There are early reports of good U.S. corn yields and as the USDA report release nears the average of trade estimates suggests the agency will not make much change to the yield. But analyst and broker Jim Riley said he will look first at the yield numbers since major acreage tweaks are unlikely.
“We’re not expecting any major acreage reductions probably until October. It could be a surprise if they did start tweaking it. Personally I think they should but I highly doubt if they will. That’s out of character for USDA.”
So Tom Fritz, a Chicago-based analyst with EFG Group, says the attention is focused on yield.
“The bottom line is you look at an average guess on corn yield of 153.8 and that’s only off 6 tenths of a bushel from USDA’s August estimate,” he told HAT. “That suggests we still have a lot of corn.”
As he says everybody believes the corn and soybean acres need to be lowered, but FSA doesn’t deliver its acre update to USDA until September 17th. If projected yields hold up corn supply might not be a problem even when there’s an announcement of reduced acres.
“Most people are with the frame of mind we could lose as many as 2 million corn acres, but if we continue to show a yield hanging around this 153 to 154 area, it suggests we still have ample supplies of corn going forward.”
The average for trade estimates on soybean yield is 41.2 bushels per acre.
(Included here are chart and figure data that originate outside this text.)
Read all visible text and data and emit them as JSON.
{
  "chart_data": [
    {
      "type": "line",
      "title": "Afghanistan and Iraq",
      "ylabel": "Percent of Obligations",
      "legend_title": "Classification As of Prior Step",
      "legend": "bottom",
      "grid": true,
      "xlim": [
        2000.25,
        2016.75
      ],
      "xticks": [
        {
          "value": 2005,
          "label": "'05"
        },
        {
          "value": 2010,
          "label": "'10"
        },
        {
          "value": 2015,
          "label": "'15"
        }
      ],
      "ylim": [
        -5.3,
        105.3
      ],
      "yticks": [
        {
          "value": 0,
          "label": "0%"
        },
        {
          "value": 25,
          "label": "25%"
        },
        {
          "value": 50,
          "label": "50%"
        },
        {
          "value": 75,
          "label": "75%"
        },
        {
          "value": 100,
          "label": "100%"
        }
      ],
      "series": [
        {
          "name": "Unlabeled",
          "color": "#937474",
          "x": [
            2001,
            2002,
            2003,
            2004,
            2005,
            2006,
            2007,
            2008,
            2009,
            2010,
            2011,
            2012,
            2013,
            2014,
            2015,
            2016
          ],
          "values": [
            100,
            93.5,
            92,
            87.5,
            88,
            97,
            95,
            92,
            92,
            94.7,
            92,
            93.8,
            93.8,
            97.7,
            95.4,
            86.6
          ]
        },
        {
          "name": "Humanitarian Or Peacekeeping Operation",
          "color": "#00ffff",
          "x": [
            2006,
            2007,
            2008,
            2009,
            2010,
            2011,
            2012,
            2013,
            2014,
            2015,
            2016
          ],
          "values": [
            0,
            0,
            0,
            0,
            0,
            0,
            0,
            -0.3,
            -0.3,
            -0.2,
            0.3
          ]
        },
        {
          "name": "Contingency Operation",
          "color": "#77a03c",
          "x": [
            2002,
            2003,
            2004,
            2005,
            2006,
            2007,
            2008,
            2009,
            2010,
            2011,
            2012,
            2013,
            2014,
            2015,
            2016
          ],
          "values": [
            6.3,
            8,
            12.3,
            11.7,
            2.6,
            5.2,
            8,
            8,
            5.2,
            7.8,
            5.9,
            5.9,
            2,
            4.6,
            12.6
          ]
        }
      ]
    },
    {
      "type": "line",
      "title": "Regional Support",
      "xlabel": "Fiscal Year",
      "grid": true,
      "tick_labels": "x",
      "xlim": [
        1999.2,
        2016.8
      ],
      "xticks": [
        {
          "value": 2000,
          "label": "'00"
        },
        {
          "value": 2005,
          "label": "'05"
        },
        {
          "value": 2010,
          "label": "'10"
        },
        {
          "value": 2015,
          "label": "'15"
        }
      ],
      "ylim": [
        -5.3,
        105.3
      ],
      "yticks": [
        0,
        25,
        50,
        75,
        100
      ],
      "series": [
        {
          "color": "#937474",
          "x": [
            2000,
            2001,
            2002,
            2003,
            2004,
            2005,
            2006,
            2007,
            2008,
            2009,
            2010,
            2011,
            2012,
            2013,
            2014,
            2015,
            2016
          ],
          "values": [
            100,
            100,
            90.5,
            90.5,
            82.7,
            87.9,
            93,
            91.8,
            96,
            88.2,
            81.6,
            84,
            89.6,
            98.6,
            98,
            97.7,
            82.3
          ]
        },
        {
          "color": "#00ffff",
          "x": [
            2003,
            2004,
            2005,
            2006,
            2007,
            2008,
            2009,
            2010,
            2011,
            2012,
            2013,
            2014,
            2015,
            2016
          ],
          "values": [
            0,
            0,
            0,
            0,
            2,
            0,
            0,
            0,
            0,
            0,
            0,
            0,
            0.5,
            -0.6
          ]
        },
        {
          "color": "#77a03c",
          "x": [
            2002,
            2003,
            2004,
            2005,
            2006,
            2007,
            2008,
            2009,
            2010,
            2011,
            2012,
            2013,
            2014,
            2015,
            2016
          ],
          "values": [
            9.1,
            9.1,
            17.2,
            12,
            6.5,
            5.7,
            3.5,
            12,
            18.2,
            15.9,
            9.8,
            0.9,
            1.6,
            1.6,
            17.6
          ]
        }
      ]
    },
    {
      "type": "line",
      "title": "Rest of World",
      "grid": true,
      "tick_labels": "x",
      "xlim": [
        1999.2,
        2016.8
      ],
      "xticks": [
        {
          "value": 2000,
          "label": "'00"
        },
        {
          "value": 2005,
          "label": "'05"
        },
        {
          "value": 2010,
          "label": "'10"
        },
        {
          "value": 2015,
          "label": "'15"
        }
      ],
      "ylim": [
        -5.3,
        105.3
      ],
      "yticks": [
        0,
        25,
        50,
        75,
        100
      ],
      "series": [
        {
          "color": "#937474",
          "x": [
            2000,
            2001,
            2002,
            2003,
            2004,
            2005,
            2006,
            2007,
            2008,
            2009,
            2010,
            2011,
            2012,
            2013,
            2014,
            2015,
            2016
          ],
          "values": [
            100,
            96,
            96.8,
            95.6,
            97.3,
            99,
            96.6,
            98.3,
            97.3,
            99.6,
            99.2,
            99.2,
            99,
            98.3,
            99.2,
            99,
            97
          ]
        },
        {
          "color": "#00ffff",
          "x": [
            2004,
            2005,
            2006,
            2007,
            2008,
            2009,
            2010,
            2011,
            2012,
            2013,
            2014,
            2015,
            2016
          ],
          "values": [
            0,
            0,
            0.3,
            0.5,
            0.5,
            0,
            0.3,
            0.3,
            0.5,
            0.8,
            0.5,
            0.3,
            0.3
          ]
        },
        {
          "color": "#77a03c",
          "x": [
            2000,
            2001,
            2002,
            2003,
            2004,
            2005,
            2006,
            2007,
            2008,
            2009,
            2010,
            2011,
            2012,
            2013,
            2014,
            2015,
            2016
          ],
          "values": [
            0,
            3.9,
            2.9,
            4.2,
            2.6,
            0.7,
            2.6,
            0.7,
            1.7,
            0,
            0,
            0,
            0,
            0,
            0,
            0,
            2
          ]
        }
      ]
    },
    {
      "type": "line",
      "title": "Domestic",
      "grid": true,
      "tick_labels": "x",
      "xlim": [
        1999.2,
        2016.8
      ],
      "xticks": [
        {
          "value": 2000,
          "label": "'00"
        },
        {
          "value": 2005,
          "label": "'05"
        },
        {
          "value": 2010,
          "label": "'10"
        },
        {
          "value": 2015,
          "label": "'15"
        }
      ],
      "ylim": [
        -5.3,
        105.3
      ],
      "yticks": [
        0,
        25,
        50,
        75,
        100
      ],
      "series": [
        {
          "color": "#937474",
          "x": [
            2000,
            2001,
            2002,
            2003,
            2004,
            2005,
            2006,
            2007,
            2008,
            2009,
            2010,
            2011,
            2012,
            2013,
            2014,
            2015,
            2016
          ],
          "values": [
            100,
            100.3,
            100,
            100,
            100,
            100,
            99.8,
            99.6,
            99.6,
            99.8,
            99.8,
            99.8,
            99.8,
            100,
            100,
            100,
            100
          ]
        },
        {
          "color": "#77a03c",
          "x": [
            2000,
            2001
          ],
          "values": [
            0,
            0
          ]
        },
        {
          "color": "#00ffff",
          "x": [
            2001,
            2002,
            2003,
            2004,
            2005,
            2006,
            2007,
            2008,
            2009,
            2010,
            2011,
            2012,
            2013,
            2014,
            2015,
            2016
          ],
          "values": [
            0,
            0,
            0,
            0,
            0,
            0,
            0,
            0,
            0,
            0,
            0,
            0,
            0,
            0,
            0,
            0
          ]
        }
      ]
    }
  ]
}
Fritz says if USDA is close to that number it will confirm tightness in soybeans.
“It’s down 1.4 from the August estimate. That’s going to create a very tight scenario, and given anecdotal yields that we’re hearing from what few beans that have come in, bean yields aren’t very good.”
The average estimate for US corn production is 13.62 billion bushels and 3.14 billion bushels for total soybean production.